Jewish World Review April 29, 2004 /8 Iyar, 5764
Bing Crosby: Singer of the Century
May 2, 2004 will mark the hundredth anniversary of the birth of Bing Crosby, whose recorded voice continues to sing "White Christmas" every Yuletide.
Other singers who came after him, including Sinatra and Elvis, had their day but it was Bing Crosby who first put American popular songs on the map around the world. At one time, more people had heard the voice of Bing Crosby than that of any other human being.
Part of this was due to the times but much of it was due to the man himself. Bing Crosby came of age just when radio, recorded music, and motion pictures were coming of age during the 1920s and 1930s. Though he was one of many entertainers of that era, Crosby clearly became Number One and remained so for years.
Bing Crosby's casual, even breezy, style of singing was part of the reason for his great popularity and it influenced later singers who followed in his wake. It was a kind of singing that seemed as if anyone, amateur or professional, could do.
That was part of the greatness of his art, that it looked like it wasn't art. He didn't make a fuss about it but he made history with it. It was a little like the way Joe DiMaggio played centerfield, making it look easy, even when it was superb.

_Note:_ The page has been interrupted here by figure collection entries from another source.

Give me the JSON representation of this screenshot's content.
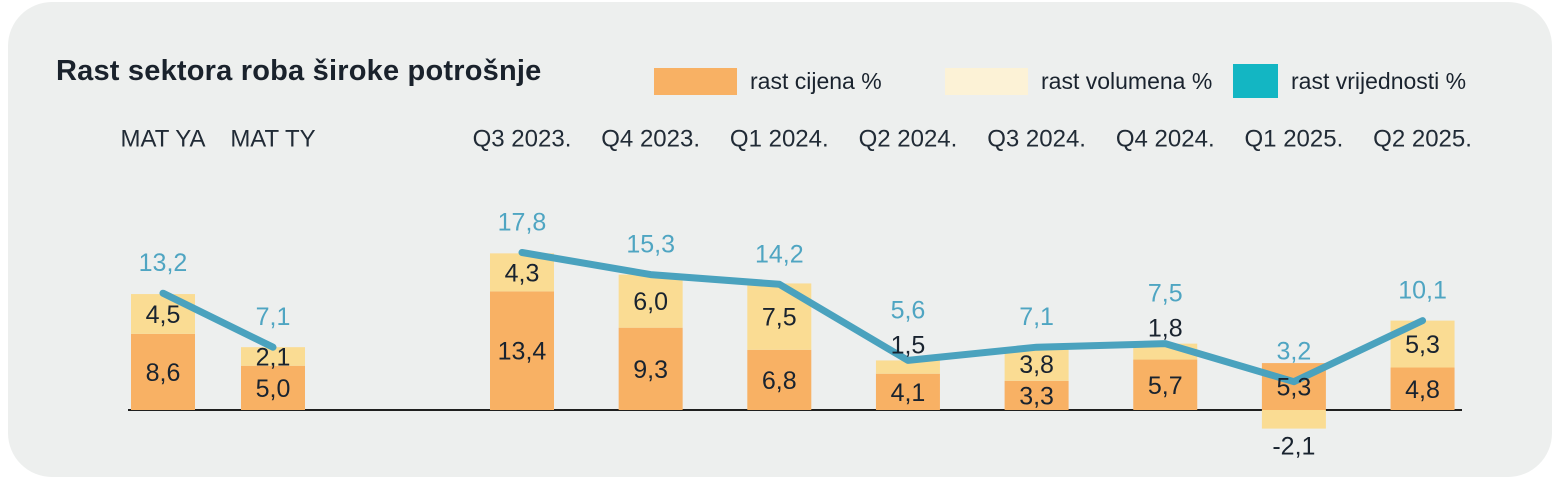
{
  "title": "Rast sektora roba široke potrošnje",
  "legend": [
    {
      "id": "price",
      "label": "rast cijena %",
      "color": "#F8B164"
    },
    {
      "id": "volume",
      "label": "rast volumena %",
      "color": "#FCF2D6"
    },
    {
      "id": "value",
      "label": "rast vrijednosti %",
      "color": "#13B6C3"
    }
  ],
  "colors": {
    "price_bar": "#F8B164",
    "volume_bar": "#FADC93",
    "value_line": "#4AA2BE",
    "value_label": "#4FA5C2",
    "text_dark": "#19232F",
    "category_text": "#212B36",
    "axis": "#1F1F1F",
    "card_bg": "#EDEFEE",
    "page_bg": "#FFFFFF"
  },
  "chart_data": {
    "type": "stacked_bar_line_combo",
    "title": "Rast sektora roba široke potrošnje",
    "categories": [
      "MAT YA",
      "MAT TY",
      "Q3 2023.",
      "Q4 2023.",
      "Q1 2024.",
      "Q2 2024.",
      "Q3 2024.",
      "Q4 2024.",
      "Q1 2025.",
      "Q2 2025."
    ],
    "series": [
      {
        "name": "rast cijena %",
        "type": "bar",
        "stack": true,
        "values": [
          8.6,
          5.0,
          13.4,
          9.3,
          6.8,
          4.1,
          3.3,
          5.7,
          5.3,
          4.8
        ],
        "labels": [
          "8,6",
          "5,0",
          "13,4",
          "9,3",
          "6,8",
          "4,1",
          "3,3",
          "5,7",
          "5,3",
          "4,8"
        ]
      },
      {
        "name": "rast volumena %",
        "type": "bar",
        "stack": true,
        "values": [
          4.5,
          2.1,
          4.3,
          6.0,
          7.5,
          1.5,
          3.8,
          1.8,
          -2.1,
          5.3
        ],
        "labels": [
          "4,5",
          "2,1",
          "4,3",
          "6,0",
          "7,5",
          "1,5",
          "3,8",
          "1,8",
          "-2,1",
          "5,3"
        ]
      },
      {
        "name": "rast vrijednosti %",
        "type": "line",
        "values": [
          13.2,
          7.1,
          17.8,
          15.3,
          14.2,
          5.6,
          7.1,
          7.5,
          3.2,
          10.1
        ],
        "labels": [
          "13,2",
          "7,1",
          "17,8",
          "15,3",
          "14,2",
          "5,6",
          "7,1",
          "7,5",
          "3,2",
          "10,1"
        ]
      }
    ],
    "line_groups": [
      [
        0,
        1
      ],
      [
        2,
        3,
        4,
        5,
        6,
        7,
        8,
        9
      ]
    ],
    "xlabel": "",
    "ylabel": "",
    "ylim": [
      -2.5,
      18
    ],
    "grid": false,
    "legend_position": "top-right",
    "value_labels_shown": true
  }
}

Bing Crosby is remembered for a certain style of singing but he was in fact the master of many styles. He was called "the crooner" because of his sweetly plaintive love songs, including his theme song, "Where the Blue of the Night Meets the Gold of the Day." But his raucous novelty songs were also classics from "I'm an Old Cow Hand" to his duets with Bob Hope, such as "Road to Morocco."
Then there were songs with an ethnic tinge like "McNamara's Band" for the Irish and "Small Fry" for blacks. No one associates Bing Crosby with country music but his rendition of "Walking the Floor Over You" stacks up against any of them. Frankie Lane sang the classic theme song for the TV series "Mule Train" but Crosby's version is right up there with it.

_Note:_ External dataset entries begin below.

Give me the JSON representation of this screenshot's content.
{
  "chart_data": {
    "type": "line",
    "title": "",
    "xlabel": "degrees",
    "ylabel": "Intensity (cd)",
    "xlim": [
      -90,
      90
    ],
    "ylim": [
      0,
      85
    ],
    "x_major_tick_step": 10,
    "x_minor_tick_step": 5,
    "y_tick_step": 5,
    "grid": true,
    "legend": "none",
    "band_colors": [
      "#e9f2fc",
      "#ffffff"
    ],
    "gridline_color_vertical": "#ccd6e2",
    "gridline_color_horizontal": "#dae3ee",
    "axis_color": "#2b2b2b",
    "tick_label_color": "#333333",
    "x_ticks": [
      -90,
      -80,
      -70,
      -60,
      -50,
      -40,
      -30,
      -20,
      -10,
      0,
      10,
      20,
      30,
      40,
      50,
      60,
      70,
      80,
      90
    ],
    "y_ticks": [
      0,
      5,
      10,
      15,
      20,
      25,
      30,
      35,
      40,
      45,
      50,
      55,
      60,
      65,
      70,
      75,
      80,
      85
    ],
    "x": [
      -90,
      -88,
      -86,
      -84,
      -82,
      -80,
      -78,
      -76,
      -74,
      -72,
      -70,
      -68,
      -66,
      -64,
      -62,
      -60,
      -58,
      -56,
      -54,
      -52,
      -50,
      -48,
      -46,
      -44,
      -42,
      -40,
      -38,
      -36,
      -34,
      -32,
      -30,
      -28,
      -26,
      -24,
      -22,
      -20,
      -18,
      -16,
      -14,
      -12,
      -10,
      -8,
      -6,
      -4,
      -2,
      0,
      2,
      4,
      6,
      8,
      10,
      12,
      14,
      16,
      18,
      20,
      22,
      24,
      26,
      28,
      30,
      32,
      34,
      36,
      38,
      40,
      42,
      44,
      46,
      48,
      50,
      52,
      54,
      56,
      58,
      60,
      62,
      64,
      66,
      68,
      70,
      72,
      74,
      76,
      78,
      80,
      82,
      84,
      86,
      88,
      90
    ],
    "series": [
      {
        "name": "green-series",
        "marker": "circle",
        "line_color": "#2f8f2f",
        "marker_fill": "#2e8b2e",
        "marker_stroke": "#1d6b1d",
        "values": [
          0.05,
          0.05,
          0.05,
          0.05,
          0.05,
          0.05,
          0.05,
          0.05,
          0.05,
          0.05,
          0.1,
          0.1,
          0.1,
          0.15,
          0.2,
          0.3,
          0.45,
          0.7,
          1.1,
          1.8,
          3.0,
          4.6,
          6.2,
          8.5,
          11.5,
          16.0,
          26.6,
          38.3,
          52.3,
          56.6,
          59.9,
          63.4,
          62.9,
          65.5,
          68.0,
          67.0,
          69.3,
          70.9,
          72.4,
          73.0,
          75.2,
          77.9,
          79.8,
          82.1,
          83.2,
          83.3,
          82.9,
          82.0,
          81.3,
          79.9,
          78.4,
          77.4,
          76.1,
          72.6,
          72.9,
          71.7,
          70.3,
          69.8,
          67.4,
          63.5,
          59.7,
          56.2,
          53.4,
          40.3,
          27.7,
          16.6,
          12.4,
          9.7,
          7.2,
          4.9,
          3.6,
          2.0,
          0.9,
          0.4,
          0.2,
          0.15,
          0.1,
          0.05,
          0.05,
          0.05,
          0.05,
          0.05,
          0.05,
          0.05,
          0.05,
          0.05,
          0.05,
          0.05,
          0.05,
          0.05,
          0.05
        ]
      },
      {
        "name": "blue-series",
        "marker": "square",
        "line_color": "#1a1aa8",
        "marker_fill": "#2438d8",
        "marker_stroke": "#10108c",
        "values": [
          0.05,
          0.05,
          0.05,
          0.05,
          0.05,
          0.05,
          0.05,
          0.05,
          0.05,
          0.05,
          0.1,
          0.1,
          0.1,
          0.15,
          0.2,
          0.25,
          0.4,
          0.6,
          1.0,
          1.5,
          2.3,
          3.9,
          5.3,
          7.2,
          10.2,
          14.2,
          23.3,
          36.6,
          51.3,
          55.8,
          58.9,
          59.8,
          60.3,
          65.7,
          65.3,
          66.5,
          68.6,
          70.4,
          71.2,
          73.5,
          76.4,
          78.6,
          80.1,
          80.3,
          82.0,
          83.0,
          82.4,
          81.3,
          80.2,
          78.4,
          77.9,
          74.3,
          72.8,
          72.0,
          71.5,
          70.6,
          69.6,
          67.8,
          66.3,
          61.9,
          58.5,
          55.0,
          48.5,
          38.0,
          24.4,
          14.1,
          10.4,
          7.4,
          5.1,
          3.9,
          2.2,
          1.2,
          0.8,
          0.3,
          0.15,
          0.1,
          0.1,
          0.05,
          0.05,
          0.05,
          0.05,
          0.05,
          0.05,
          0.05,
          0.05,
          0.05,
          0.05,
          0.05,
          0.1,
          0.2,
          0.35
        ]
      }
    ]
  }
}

Bing Crosby could do it all. His versatility was unmatched by anyone before him or after him. Moreover, his versatility extended beyond singing to comedy as in his series of "Road" movies with Bob Hope and even to tragic drama, as in his portrayal of an alcoholic in "The Country Girl."
Later generations of young people turned to very different styles of singers and entertainers in general: more brassy, flamboyant, down and dirty not only on stage, but in their private lives, which became in fact quite public in an age of widely read scandal sheets.
Bing Crosby was by no means goody-two-shoes, especially in his younger years. But his peccadilloes were not for public display and his style was not in your face.
It is hard to remember that even super stars are not born super stars. For years, Bing Crosby was simply a singer with Paul Whiteman's band. Nor was he prepared to follow the advice of those who told him that he could go make it on his own.
It was only after Crosby's youthful peccadilloes caused Paul Whiteman to fire him that he had no choice but to go out on his own. The rest, as they say, was history.
Some indication of Bing Crosby's standing before then may be suggested by a headline about his first marriage in the show-business publication "Variety": "Dixie Lee Marries Band Singer." Some of her friends warned that she would end up having to support him.
What of Bing Crosby the man? Some have depicted him as a strict, or even harsh, father. But standards of parenting were very different then and the end results not necessarily worse than those of today.
Perhaps the best measure of anyone is how they treat those who can do nothing for them. When Bing Crosby was the brightest star in show business, he was protective of young singers and actors with whom he worked.
When a young singer with whom he was singing a duet made a small slip, Crosby would immediately make a bigger booboo and say: "Oh, I messed up! Let's do that again." Anthony Quinn remembered how, back when he was "nobody," Bing Crosby saved him from a bitter attack from Dorothy Lamour.